FPL also secured its permit to build and operate two more nuclear units at its Turkey Point power plant south of Miami but has no plans to do so at this time.

Analysts said they expect NextEra’s renewable energy growth at both units to continue, especially as costs continue to fall.

This is “positioning [NextEra Energy Resources] to capture a greater share of the renewable market going forward; that said, efforts at the utility to expand solar throughout the regulated franchise aren’t quite flying under the radar anymore,” analysts from Guggenheim Securities LLC wrote in a research note yesterday.

Battery pilot projects

FPL also has two projects in a battery storage pilot program.

Renewable energy advocates have criticized FPL for aggressively blocking policy changes that would make it easier for customers to put solar on their homes and small businesses. Clean energy advocates also are pushing for utility regulators and electric companies to look at microgrids and other fresh technologies to make the power grid more resilient during hurricanes and other bad weather.

With FPL’s entry into battery storage, it is unclear whether any policy changes — at the Legislature or PSC — will take place in the near future.

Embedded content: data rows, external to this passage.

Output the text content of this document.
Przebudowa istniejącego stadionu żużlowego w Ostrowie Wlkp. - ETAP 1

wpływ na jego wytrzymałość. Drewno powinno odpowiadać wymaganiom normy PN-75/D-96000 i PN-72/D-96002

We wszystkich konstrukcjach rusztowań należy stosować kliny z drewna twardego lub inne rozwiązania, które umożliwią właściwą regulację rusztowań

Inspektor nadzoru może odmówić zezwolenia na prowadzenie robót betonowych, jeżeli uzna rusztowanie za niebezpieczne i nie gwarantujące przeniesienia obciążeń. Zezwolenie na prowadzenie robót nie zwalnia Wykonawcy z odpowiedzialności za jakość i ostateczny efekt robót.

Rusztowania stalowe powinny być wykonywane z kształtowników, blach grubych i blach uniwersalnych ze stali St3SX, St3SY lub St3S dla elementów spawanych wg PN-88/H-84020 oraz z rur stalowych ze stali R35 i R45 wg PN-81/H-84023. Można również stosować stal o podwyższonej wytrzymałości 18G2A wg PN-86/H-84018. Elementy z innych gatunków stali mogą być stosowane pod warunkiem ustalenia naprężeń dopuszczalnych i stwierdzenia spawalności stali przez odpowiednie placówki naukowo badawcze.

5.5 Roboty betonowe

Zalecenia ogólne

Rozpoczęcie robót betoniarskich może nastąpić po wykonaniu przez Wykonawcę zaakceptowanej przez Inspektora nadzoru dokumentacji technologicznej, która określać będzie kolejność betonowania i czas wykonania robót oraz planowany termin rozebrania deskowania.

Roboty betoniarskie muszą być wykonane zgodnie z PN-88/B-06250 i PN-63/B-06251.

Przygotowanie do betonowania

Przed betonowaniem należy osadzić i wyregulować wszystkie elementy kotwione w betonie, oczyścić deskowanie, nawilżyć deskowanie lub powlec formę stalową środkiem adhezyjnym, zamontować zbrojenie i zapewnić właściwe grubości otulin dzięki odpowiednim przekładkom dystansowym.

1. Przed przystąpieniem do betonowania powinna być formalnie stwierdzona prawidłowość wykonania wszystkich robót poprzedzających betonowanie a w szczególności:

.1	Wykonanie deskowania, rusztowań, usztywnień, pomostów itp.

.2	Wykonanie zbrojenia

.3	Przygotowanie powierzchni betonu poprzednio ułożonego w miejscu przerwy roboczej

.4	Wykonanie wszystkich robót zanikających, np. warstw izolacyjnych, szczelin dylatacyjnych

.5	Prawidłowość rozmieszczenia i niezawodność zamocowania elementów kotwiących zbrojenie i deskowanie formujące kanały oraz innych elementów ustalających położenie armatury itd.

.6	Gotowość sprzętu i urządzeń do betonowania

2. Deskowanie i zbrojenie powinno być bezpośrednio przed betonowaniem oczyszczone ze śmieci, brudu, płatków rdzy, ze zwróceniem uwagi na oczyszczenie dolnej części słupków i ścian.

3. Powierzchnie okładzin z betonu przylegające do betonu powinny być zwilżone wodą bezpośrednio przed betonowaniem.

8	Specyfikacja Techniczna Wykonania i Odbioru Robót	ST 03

Storage is a key focus for NextEra Energy Resources. The unit just put its first solar-storage combination on the grid. Ketchum called it the beginning of a phase of renewables where the company is combining solar, wind and storage in one project.

Greg Gordon, a utility analyst with Evercore ISI, asked why NextEra Energy Resources had not expanded into offshore wind and wasn’t doing more projects outside North America. NextEra CEO Jim Robo, who used to run the renewable energy unit, said the company looked at a wind project off Long Island 15 years ago.

He was critical of the process and of the offshore wind industry in general.

“It’s a moonshot in terms of building, in terms of finding people who know what they are doing in terms of construction,” he said, later adding, “It’s bad energy policy, and it’s bad business, and we tend to not do either of those things.”

When it comes to doing business elsewhere, “We have plenty of things to keep us busy in North America.”